Viability is capacity to live. Under Art. 4(1), a child shall be deemed to be viable if it
lives for forty-eight hours after birth. A child who lives for the next forty-eight hours
after birth is presumed to be a person from the moment of conception onwards. If,
in our example, W gives birth to a healthy baby three months after the death of her
husband, and the baby lives for forty-eight hours, the baby is considered as though
it was born at the time of H’s death.
• It is considered as if the baby was a “person” when H. died. This presumption is
irrefutable (cannot be challenged).
• There is another presumption. A baby born alive may die in less than forty-eight
hours after birth. According to Art. 4(2), if the child dies in less than forty-eight
hours, it shall not be deemed to be viable. If not viable, Art. 2 shall not apply. That
means, even though the baby was born alive, it is not a person. Without the
acquisition of personality, the baby cannot be considered as the subject of rights.
• But contrary to the first case, this second presumption that a child is not viable if it
dies in less than forty-eight hours after birth is rebuttable and can be challenged in
the court of law. If medical evidence is produced to show that the death is not the
result of a deficiency in the child’s constitution, the child may be presumed viable
even though it died in less than forty-eight hours.
• Still there are obvious cases where the death does not result from a constitutional
deficiency, e.g., if the child is dropped by someone and dies of a fracture of the skull,
if he is killed in an automobile accident, etc. If it is proved that death came as a result
of something other than a deficiency, then the child can be considered as having
been viable.

Enjoyment and exercise of rights

• Enjoyment and exercise of rights are not the same. To enjoy rights means to have or
to hold rights. A physical person enjoys rights, holds rights or is the subject of rights
starting from the time of birth. The principle governing the holding of rights and
duties is that as soon as personality begins, all rights and duties under the civil law
are held by an individual even though the person may not exercise such rights
personally.
• All persons enjoy rights without exception, but all persons do not have the same
capacity to exercise rights. Some persons have a limited or a restricted capacity.
Some persons are incapable of exercising rights.
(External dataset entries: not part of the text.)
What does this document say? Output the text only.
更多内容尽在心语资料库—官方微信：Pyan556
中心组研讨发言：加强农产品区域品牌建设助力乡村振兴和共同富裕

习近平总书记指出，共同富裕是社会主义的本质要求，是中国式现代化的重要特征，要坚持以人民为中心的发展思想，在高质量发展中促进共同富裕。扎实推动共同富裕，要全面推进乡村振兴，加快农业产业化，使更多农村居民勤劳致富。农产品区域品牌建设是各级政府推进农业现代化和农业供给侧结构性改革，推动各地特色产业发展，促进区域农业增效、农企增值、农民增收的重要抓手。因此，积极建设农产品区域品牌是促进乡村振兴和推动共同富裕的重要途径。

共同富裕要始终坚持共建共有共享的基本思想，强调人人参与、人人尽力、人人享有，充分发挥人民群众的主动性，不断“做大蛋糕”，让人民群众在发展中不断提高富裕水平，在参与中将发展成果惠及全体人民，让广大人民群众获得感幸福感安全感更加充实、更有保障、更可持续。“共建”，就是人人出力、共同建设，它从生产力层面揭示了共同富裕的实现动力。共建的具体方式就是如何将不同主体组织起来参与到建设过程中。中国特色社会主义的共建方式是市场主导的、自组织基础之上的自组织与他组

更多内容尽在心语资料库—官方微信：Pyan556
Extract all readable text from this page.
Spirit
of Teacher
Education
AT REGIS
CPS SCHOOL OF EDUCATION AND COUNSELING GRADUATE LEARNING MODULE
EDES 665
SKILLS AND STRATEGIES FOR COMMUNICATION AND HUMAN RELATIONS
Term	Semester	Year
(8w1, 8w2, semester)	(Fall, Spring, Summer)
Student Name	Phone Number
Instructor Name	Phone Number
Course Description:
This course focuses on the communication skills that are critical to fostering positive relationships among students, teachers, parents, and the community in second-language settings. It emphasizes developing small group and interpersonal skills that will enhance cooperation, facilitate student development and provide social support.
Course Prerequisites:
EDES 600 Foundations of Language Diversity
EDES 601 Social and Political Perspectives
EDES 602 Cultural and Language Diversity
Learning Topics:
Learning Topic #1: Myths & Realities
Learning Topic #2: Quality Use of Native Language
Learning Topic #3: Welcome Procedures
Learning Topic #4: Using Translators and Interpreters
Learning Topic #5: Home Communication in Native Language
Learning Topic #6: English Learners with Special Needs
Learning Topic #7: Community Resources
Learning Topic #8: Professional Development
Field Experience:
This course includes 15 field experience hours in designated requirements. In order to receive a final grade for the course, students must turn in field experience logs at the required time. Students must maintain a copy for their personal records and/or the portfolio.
They include: minors, judicially and
legally interdicted persons.

End of Physical Personality

• For natural persons death is the only way through which personality can be
completely brought to an end, apart from the case where death is established by the
court as a result of procedure in order to have absence declared (Art. 172 C. C.).

• For legal persons, personality ends due to dissolution that may be due to consensus,
judicial order or operation of the law.